Usually, large polyps are not cut in one step. Step-by-step resections are done to cut large polyps. Nowadays, large polyps are removed using piecemeal resection that reduces the risk of bleeding and ensures complete control during the surgery. Made out of a flexible sheath, the forceps and snares allow smooth insertion and passage through the polyps easily. Before Polypectomy treatment, you should follow a few instructions as discussed below.

  • Talk with your doctor regarding your health condition, the medication you are taking and whether you have anyhealth concerns (related to the intestine, stomach, liver, heart, etc)
  • After examining your medical condition, the doctor performs a few tests. For instance, a transvaginal ultrasound is done to detect polyps in the uterus. Uterine polyps are identified by the thickened area of the endometrial tissues. The doctor may also perform a hysterectomy procedure by inserting a hysterescope through the vagina into the cervix into the uterus.      Colonoscopy is another procedure for examining the colon and the rectum. A colonoscope is inserted through the rectum to look for any polyps inside the inner linings of the colon. Colorectal polyps usually grow in the colon that may turn cancerous later. Before polypectomy with hot biopsy procedure, others tests are performed to identify the location, shape, size of the polyps.
  • The doctor prescribes certain medications, while he restricts a few previous ones so that no medicine may interfere with the surgical procedure.
  • Diabetic patients should keep their blood sugar levels under control before undergoing the surgery. If not, your diabetologist may recommend insulin or a combination of other oral medicines.

 

  • Take adequate rest before the procedure and take clear liquid drinks from the night before the surgery. Make sure you drink sufficient amount of water as advised by your doctor.

 

  • Stop eating or drinking anything from the night before the surgery.
  • You are sedated before the procedure begins to help you sleep through it.
  • You are asked to lie down on your side with knees drawn towards your abdomen. The surgeon then places a tube with a camera fitted to it through the rectum or anus to see the large intestine.
  • The surgeon then performs Polypectomy by removing the polyps with the aid of a snare made of electric current and wire. The snare is advanced to the polyp sites with endoscopic guidance. Once electric current is passed through the snare, it is then tightened to safely and quickly excise the polyps while coagulating the vasculature. It should be noted that the technique causes very little bleeding.
  • While the smaller polyps are excised by inserting a tube, larger polyps are removed with laparoscopic procedure for which incisions are made in the abdomen. A tube is inserted through the cut that has a small camera fitted to it that helps to remove the polyp. In takes 30 minutes to an hour to perform the procedure.

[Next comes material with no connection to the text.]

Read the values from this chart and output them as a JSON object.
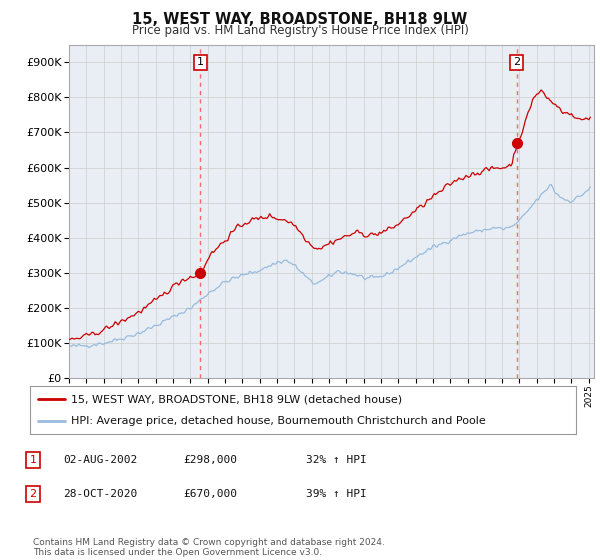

After the procedure, you are transferred to the recovery unit where the doctor monitors your situation when the sedation wears off. There are certain possible risks associated with the procedure that include excessive bleeding from the wound and signs of infections arising from an accidental colon perforation. The doctor immediately takes care of the symptoms with the right medications and other techniques.

The recovery time of polypectomy with hot biopsy is normally 2-3 weeks. At home, you should start getting back to normal activities, complete your course of prescribed medicines, take stool softeners to help in its smooth passage, avoid taking aspirins, start taking antibiotic medications, etc. You should be on a liquid diet, until your gastrointestinal tract start to function properly.